似乎MSVC编译器不同地处理有符号和无符号溢出。当转换超过最大整数值的double值时,结果是可能的最小整数值(始终相同)。当转换为unsigned int时,转换会按预期产生溢出(最大unsigned int值+ 1产生0,最大unsigned int + 2产生1,......) 有人可以解释编译器的行为,还是一个bug?
经过测试的编译器MSVC 10和14
#define BOOST_TEST_MODULE Tests
#include <boost/test/unit_test.hpp>
#include <climits>
#include <iostream>
BOOST_AUTO_TEST_CASE(test_overflow_signed) {
double d_int_max_1 = INT_MAX + 1.; //2147483647 + 1
double d_int_max_2 = INT_MAX + 2.; //2147483647 + 2
BOOST_CHECK((int)(2147483648.) != (int)(2147483649.)); //succeeds (overflows to -2147483648 and -2147483647)

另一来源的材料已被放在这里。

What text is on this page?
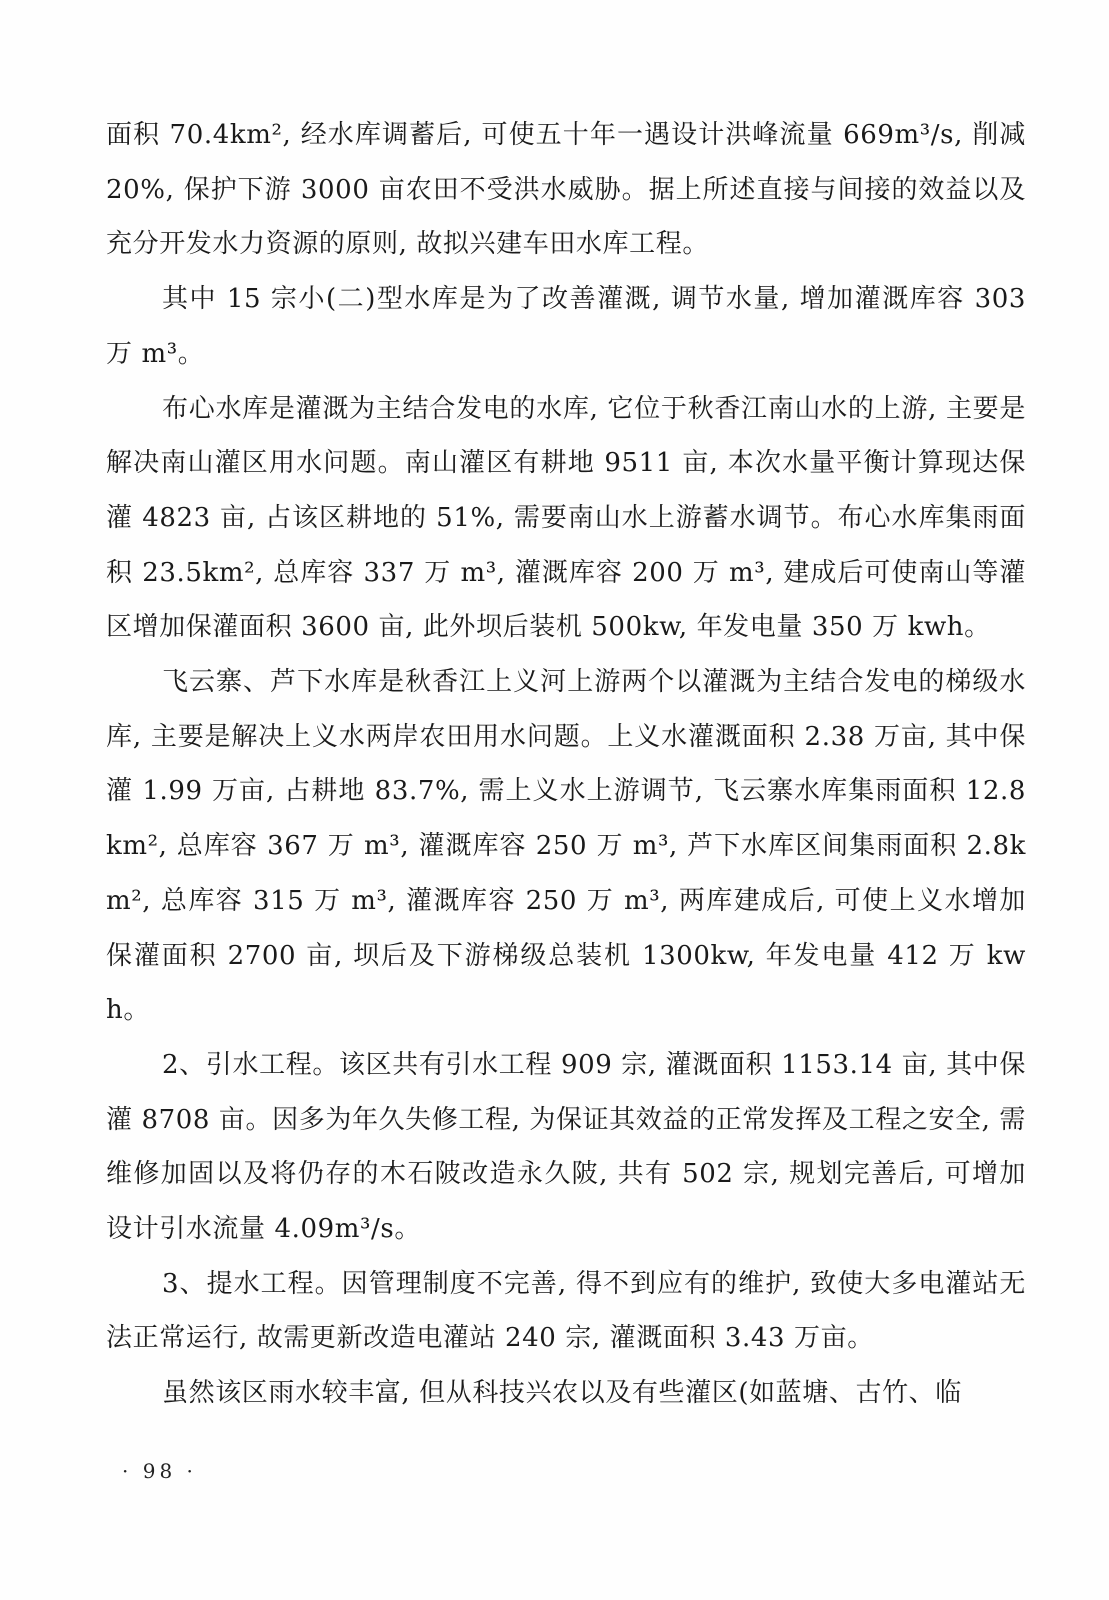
面积 70.4km², 经水库调蓄后, 可使五十年一遇设计洪峰流量 669m³/s, 削减 20%, 保护下游 3000 亩农田不受洪水威胁。据上所述直接与间接的效益以及充分开发水力资源的原则, 故拟兴建车田水库工程。

其中 15 宗小(二)型水库是为了改善灌溉, 调节水量, 增加灌溉库容 303 万 m³。

布心水库是灌溉为主结合发电的水库, 它位于秋香江南山水的上游, 主要是解决南山灌区用水问题。南山灌区有耕地 9511 亩, 本次水量平衡计算现达保灌 4823 亩, 占该区耕地的 51%, 需要南山水上游蓄水调节。布心水库集雨面积 23.5km², 总库容 337 万 m³, 灌溉库容 200 万 m³, 建成后可使南山等灌区增加保灌面积 3600 亩, 此外坝后装机 500kw, 年发电量 350 万 kwh。

飞云寨、芦下水库是秋香江上义河上游两个以灌溉为主结合发电的梯级水库, 主要是解决上义水两岸农田用水问题。上义水灌溉面积 2.38 万亩, 其中保灌 1.99 万亩, 占耕地 83.7%, 需上义水上游调节, 飞云寨水库集雨面积 12.8km², 总库容 367 万 m³, 灌溉库容 250 万 m³, 芦下水库区间集雨面积 2.8km², 总库容 315 万 m³, 灌溉库容 250 万 m³, 两库建成后, 可使上义水增加保灌面积 2700 亩, 坝后及下游梯级总装机 1300kw, 年发电量 412 万 kwh。

2、引水工程。该区共有引水工程 909 宗, 灌溉面积 1153.14 亩, 其中保灌 8708 亩。因多为年久失修工程, 为保证其效益的正常发挥及工程之安全, 需维修加固以及将仍存的木石陂改造永久陂, 共有 502 宗, 规划完善后, 可增加设计引水流量 4.09m³/s。

3、提水工程。因管理制度不完善, 得不到应有的维护, 致使大多电灌站无法正常运行, 故需更新改造电灌站 240 宗, 灌溉面积 3.43 万亩。

虽然该区雨水较丰富, 但从科技兴农以及有些灌区(如蓝塘、古竹、临

· 98 ·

BOOST_CHECK((int)(d_int_max_1) != (int)(d_int_max_2)); //fails (both values overflow to -2147483648)
std::cout << "(int)(2147483648.) == " << (int)(2147483648.) << std::endl; //-2147483648
std::cout << "(int)(2147483649.) == " << (int)(2147483649.) << std::endl; //-2147483647
std::cout << "(int)(d_int_max_1) == " << (int)(d_int_max_1) << std::endl; //-2147483648
std::cout << "(int)(d_int_max_2) == " << (int)(d_int_max_2) << std::endl; //-2147483648
}
BOOST_AUTO_TEST_CASE(test_overflow_unsigned) {
double d_int_max_1 = UINT_MAX + 1.;//4294967295 + 1
double d_int_max_2 = UINT_MAX + 2.;//4294967295 + 2
//BOOST_CHECK((unsigned int)(4294967296.) != (unsigned int)(4294967297.)); //compiler fails (!= truncation of constant value)
BOOST_CHECK((unsigned int)(d_int_max_1) != (unsigned int)(d_int_max_2)); //succeeds (overflows to 0 and 1)
std::cout << "(unsigned int)(d_int_max_1) == " << (unsigned int)(d_int_max_1) << std::endl; //0
std::cout << "(unsigned int)(d_int_max_2) == " << (unsigned int)(d_int_max_2) << std::endl; //1
}
答案 0 :(得分:0)
[conv.fpint] / 1 浮点类型的prvalue可以转换为整数类型的prvalue。转换截断;也就是说,丢弃小数部分。 如果截断值不可以,则行为未定义 以目的地类型表示。
强调我的。由于行为未定义,任何结果都是正确的。